Gradiant’s technology is based on a carrier gas extraction (CGE) process, which recirculates air through a humidifier and multistage bubble column dehumidifier in a closed loop. As saline feedwater enters the unit, it is preheated in the dehumidifier before being heated an additional 10-15°C (18-27°F) using a natural gas-fired boiler. Some of the feedwater is evaporated as it is sprayed over a packed bed and condensed as distillate in the dehumidifier. Meanwhile, the non-evaporated portion of the feed is removed as saturated brine and the now re-humidified air is then returned to the dehumidifier column to continue the process.
Last week, WDR visited the company’s first installation near Midland, Texas, in the Permian Basin’s Spraberry-Wolfcamp play (see following story). The system was installed and began operating late last year, and has now been in continuous commercial operation for the last four months, producing 500 bbl/d of distillate and 3,500 bbl/d of pretreated water, which is returned to the client for reuse.

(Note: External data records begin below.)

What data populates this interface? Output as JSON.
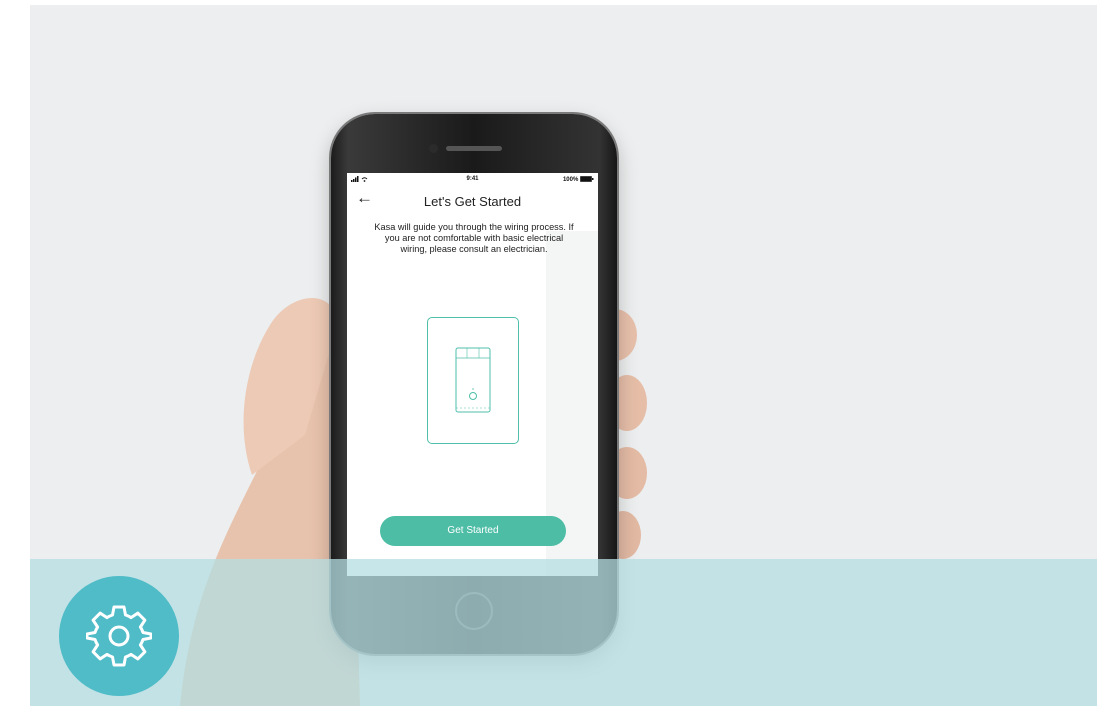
{
  "colors": {
    "background": "#eceeef",
    "accent": "#4dbda5",
    "overlay": "#b4dde1",
    "badge": "#4fbcc8"
  },
  "status_bar": {
    "time": "9:41",
    "battery": "100%"
  },
  "header": {
    "back_icon": "arrow-left-icon",
    "title": "Let's Get Started"
  },
  "body": {
    "description": "Kasa will guide you through the wiring process. If you are not comfortable with basic electrical wiring, please consult an electrician."
  },
  "illustration": "light-switch-icon",
  "primary_button": {
    "label": "Get Started"
  },
  "badge_icon": "gear-icon"
}
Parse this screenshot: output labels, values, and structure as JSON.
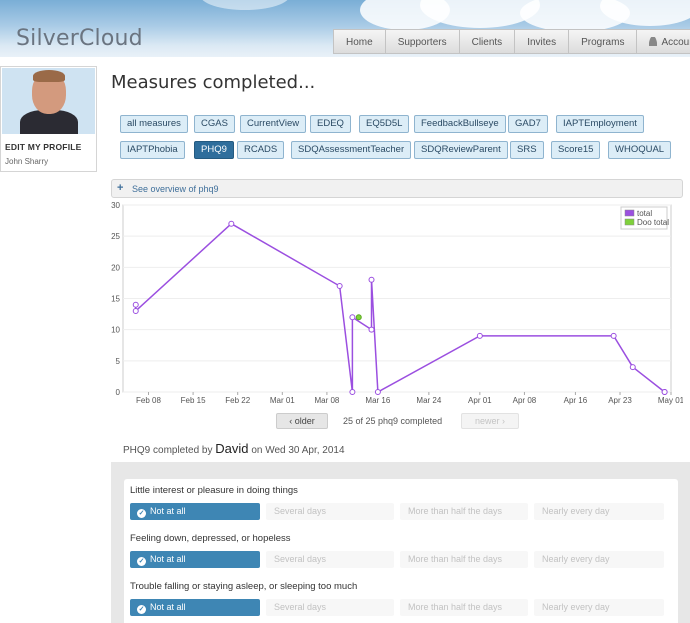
{
  "header": {
    "logo": "SilverCloud",
    "nav": [
      {
        "label": "Home",
        "name": "nav-home"
      },
      {
        "label": "Supporters",
        "name": "nav-supporters"
      },
      {
        "label": "Clients",
        "name": "nav-clients"
      },
      {
        "label": "Invites",
        "name": "nav-invites"
      },
      {
        "label": "Programs",
        "name": "nav-programs"
      },
      {
        "label": "Account",
        "name": "nav-account"
      }
    ]
  },
  "sidebar": {
    "edit_profile": "EDIT MY PROFILE",
    "user_name": "John Sharry"
  },
  "page": {
    "title": "Measures completed...",
    "tags": [
      "all measures",
      "CGAS",
      "CurrentView",
      "EDEQ",
      "EQ5D5L",
      "FeedbackBullseye",
      "GAD7",
      "IAPTEmployment",
      "IAPTPhobia",
      "PHQ9",
      "RCADS",
      "SDQAssessmentTeacher",
      "SDQReviewParent",
      "SRS",
      "Score15",
      "WHOQUAL"
    ],
    "active_tag": "PHQ9",
    "overview_label": "See overview of phq9"
  },
  "pager": {
    "older": "older",
    "status": "25 of 25 phq9 completed",
    "newer": "newer"
  },
  "completion": {
    "prefix": "PHQ9 completed by",
    "who": "David",
    "suffix": "on Wed 30 Apr, 2014"
  },
  "questions": [
    {
      "text": "Little interest or pleasure in doing things",
      "selected": 0
    },
    {
      "text": "Feeling down, depressed, or hopeless",
      "selected": 0
    },
    {
      "text": "Trouble falling or staying asleep, or sleeping too much",
      "selected": 0
    }
  ],
  "answer_options": [
    "Not at all",
    "Several days",
    "More than half the days",
    "Nearly every day"
  ],
  "colors": {
    "accent": "#3e86b4",
    "tag_active": "#2f6e9c",
    "series_total": "#9b4fe0",
    "series_doo_total": "#7fd13b"
  },
  "chart_data": {
    "type": "line",
    "ylim": [
      0,
      30
    ],
    "yticks": [
      0,
      5,
      10,
      15,
      20,
      25,
      30
    ],
    "xticks": [
      "Feb 08",
      "Feb 15",
      "Feb 22",
      "Mar 01",
      "Mar 08",
      "Mar 16",
      "Mar 24",
      "Apr 01",
      "Apr 08",
      "Apr 16",
      "Apr 23",
      "May 01"
    ],
    "legend_position": "top-right",
    "series": [
      {
        "name": "total",
        "color": "#9b4fe0",
        "points": [
          [
            "Feb 06",
            14
          ],
          [
            "Feb 06",
            13
          ],
          [
            "Feb 21",
            27
          ],
          [
            "Mar 10",
            17
          ],
          [
            "Mar 12",
            0
          ],
          [
            "Mar 12",
            12
          ],
          [
            "Mar 15",
            10
          ],
          [
            "Mar 15",
            18
          ],
          [
            "Mar 16",
            0
          ],
          [
            "Apr 01",
            9
          ],
          [
            "Apr 22",
            9
          ],
          [
            "Apr 25",
            4
          ],
          [
            "Apr 30",
            0
          ],
          [
            "Apr 30",
            0
          ]
        ]
      },
      {
        "name": "Doo total",
        "color": "#7fd13b",
        "points": [
          [
            "Mar 13",
            12
          ]
        ]
      }
    ]
  }
}
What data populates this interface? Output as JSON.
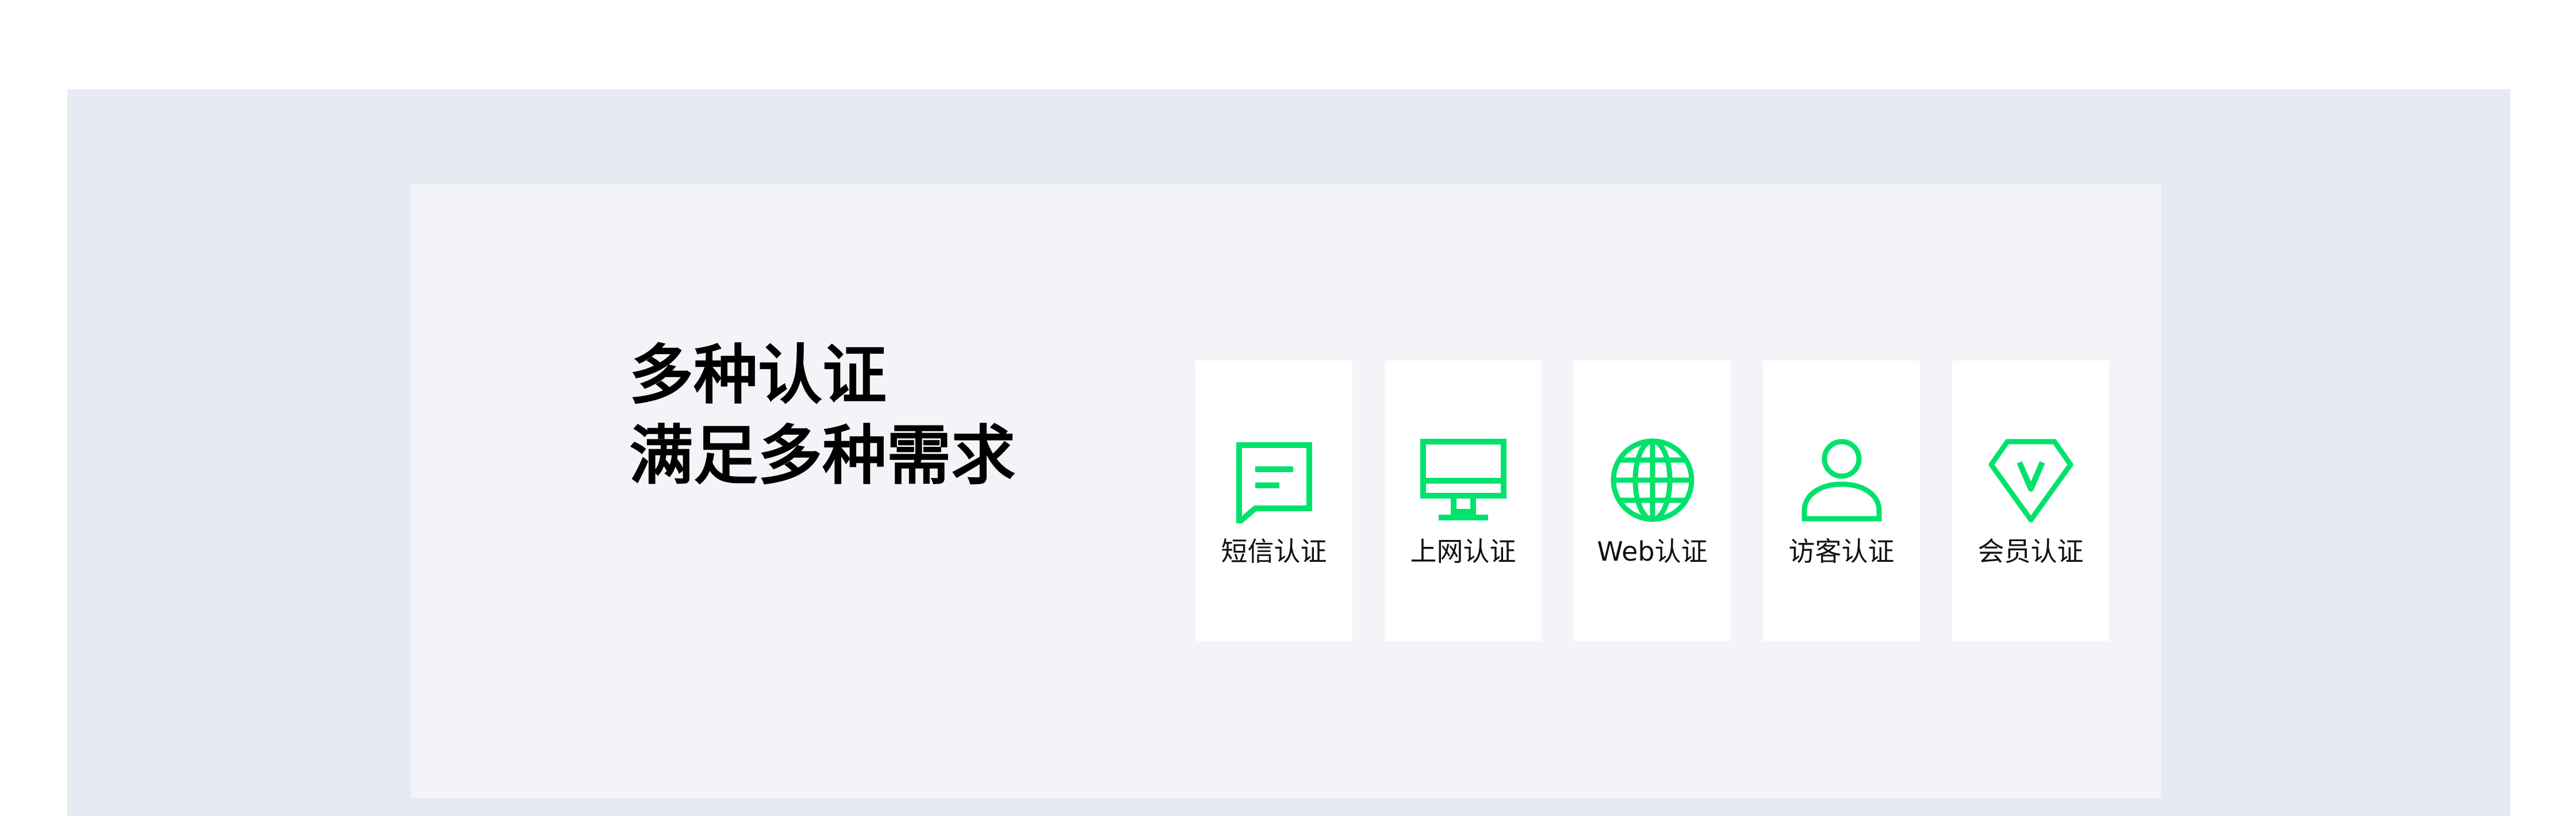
{
  "headline": {
    "line1": "多种认证",
    "line2": "满足多种需求"
  },
  "colors": {
    "accent": "#00e26b",
    "outer_background": "#e6eaf3",
    "panel_background": "#f2f4f8",
    "card_background": "#ffffff",
    "headline_text": "#000000"
  },
  "auth_methods": [
    {
      "label": "短信认证",
      "icon": "message-icon"
    },
    {
      "label": "上网认证",
      "icon": "monitor-icon"
    },
    {
      "label": "Web认证",
      "icon": "globe-icon"
    },
    {
      "label": "访客认证",
      "icon": "user-icon"
    },
    {
      "label": "会员认证",
      "icon": "vip-diamond-icon"
    }
  ]
}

According to Prakash Govindan, Gradiant’s chief technology officer, the company’s client—one of the largest independent oil and gas companies operating in the region—diverts up to 4,000 bbl/d of produced water from a nearby disposal well to Gradiant’s site for treatment. “Not only does our client save money on disposal costs for every barrel sent to us, they are able to reuse both the treated water and the brine we produce,” said Govindan.
He noted that Gradiant operates as a service company, owning and operating all of the equipment and charging a fixed tariff for all water that passes through their facility, based on the level of treatment provided.
The feedwater, which has a total dissolved solids (TDS) ranging from 95,000 to 140,000 mg/L, first undergoes chemical softening before it is conditioned with polyaluminum chloride (PAC) and clarified in a lamella settler. While the sludge is dewatered for disposal in a landfill, 500 bbl/d of the pretreated effluent is sent to the HDH system for distillation, and the remainder is pumped to ‘clean brine’ tanks for reuse as drilling fluids.
The HDH system produces distillate with a TDS of less than 100 mg/L, which can be reused in hydraulic fracturing. It usually operates at a volumetric recovery of 70 percent in the process of producing 10-pound brine, although its design flexibility allows it to be operated at a recovery of more than 85 percent when operating in a ‘salt production mode’.
A proprietary algorithm, which relies on sensors located at all relevant thermodynamic points in the system, monitors the humidity, temperature, concentrations and flow rates of all fluids and continuously optimizes the system to run at peak thermal performance.
Based on the performance of the distillation system, Gradiant has received a contract to install seven more modular HDH units at the site to treat the full 4,000 bbl/d pretreated effluent. The expanded capacity is expected to be operational later this summer.